Some researchers hope to find the secret of keeping old age at bay and enjoying eternal youth instead. However, a team of scientists from Southern California is looking for a different “recipe” — that of better aging.
New research asks more questions about how cells age in the hope of finding a better way of promoting long and healthy lives in humans.
“To drink from the fountain of youth, you have to figure out where the fountain of youth is and understand what the fountain of youth is doing,” says Nick Graham, who is an assistant professor in the Mork Family Department of Chemical Engineering & Materials Science at the University of Southern California (USC) Viterbi School of Engineering in Los Angeles.
However, this is not what Graham and his colleagues from USC are trying to achieve. As Graham himself notes: “We’re doing the opposite; we’re trying to study the reasons cells age so that we might be able to design treatments for better aging.”
In a study whose findings they have recently published in the Journal of Biological Chemistry, Graham and team have taken a more in-depth look at what happens to cells going through the process of senescence — the stage of cell life at which they no longer divide.
“Senescent cells are effectively the opposite of stem cells, which have an unlimited potential for self-renewal or division,” explains the study’s lead author, USC doctoral student Alireza Delfarah.
“Senescent cells can never divide again. It’s an irreversible state of cell cycle arrest,” Delfarah notes.
Cellular senescence is a key part of a body’s age-related decline, and many scientists have studied this process. Most research focuses on senescence in fibroblasts, a type of cells widely present in connective tissue. However, this team chose to analyze senescence in epithelial cells.
These cells are present in the tissue at the very surface of organs and other types of tissue in the body. They are also the type of cells in which most forms of cancer start.
Understanding a complex aging process
In the current study, the researchers first looked at young epithelial cells, feeding them molecules that they chemically labeled. This labeling enabled them to see how the cells processed the nutrients they consumed.

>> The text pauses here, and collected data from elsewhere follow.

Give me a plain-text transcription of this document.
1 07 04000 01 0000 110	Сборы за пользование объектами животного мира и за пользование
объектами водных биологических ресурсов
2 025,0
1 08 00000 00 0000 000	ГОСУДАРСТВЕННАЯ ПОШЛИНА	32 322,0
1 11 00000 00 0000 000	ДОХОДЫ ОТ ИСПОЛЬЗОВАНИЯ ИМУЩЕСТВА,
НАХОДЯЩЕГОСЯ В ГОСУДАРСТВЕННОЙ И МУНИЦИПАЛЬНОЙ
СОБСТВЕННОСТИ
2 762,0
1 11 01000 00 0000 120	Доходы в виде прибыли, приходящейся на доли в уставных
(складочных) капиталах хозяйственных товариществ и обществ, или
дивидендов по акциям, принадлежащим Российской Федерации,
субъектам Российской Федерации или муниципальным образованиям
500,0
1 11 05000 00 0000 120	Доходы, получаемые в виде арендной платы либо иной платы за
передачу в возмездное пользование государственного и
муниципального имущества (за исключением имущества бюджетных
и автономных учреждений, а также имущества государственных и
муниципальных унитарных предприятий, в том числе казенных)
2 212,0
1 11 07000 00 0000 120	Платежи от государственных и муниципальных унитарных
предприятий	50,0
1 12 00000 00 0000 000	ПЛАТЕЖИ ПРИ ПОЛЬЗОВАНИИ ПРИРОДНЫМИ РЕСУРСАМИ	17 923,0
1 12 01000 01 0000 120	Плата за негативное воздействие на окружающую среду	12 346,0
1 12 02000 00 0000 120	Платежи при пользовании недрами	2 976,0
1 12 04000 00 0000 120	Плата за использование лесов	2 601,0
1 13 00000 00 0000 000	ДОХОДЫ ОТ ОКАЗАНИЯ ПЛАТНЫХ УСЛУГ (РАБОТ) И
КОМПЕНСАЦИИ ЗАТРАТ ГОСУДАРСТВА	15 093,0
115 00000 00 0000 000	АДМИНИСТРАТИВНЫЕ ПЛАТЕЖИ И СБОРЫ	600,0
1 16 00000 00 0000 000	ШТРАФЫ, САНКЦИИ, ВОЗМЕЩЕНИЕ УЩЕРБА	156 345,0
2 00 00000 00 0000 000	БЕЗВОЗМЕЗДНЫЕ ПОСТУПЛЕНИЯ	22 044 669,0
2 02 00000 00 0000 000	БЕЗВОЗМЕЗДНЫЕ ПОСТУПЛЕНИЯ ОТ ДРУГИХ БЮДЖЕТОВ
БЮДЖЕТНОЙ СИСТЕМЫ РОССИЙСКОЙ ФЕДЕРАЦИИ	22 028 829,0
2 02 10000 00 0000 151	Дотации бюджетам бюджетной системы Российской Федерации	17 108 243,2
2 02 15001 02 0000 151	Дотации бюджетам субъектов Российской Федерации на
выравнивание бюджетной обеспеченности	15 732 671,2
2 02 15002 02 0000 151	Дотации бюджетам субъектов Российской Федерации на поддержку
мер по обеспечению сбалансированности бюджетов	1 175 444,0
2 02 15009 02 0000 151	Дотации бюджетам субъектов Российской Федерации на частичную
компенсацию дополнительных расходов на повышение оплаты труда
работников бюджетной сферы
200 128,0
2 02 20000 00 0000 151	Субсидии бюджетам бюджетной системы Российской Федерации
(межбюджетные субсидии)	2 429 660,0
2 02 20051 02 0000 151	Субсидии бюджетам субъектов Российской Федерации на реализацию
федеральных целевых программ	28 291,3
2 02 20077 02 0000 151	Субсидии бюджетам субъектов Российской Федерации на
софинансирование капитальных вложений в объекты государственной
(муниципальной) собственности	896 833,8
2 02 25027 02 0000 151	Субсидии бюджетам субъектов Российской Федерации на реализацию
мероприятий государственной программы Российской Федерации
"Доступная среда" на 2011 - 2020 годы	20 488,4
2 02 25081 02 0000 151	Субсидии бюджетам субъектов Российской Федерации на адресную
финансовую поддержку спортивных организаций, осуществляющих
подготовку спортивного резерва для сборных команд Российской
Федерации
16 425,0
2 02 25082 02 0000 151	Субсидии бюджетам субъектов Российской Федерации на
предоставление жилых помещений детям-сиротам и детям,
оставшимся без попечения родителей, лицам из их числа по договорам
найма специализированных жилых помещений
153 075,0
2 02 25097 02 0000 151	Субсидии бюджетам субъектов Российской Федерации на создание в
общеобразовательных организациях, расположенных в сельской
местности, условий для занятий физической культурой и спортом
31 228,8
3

Eventually, the team saw that as they reached senescence, the cells stopped producing nucleotides, organic molecules that are the main components of DNA.
The researchers then experimented with young cells by artificially halting their nucleotide production. When they did this, they found that the cells immediately entered the senescence stage.
“This means that the production of nucleotides is essential to keep cells young,” explains Delfarah.
However, he adds, “[i]t also means that if we could prevent cells from losing nucleotide synthesis, the cells might age more slowly.”
When the team developed 3D images of the senescent cells, it found another surprise — namely that these cells often had not one, but two nuclei (cellular centers), and they were unable to synthesize DNA.
All these findings taken together may help the researchers find better ways of stopping senescence. However, this approach could be tricky because, although it contributes to age-related decline, cellular senescence is also a protective mechanism that can prevent cancer from developing.
“Sometimes people talk about senescence as a double-edged sword; that it protects against cancer, and that’s a good thing. But then it also promotes aging and diseases like diabetes, cardiac dysfunction or atherosclerosis, and general tissue dysfunction,” notes Graham.
Graham continues, “we would like to find a way to remove senescent cells to promote healthy aging and better function.”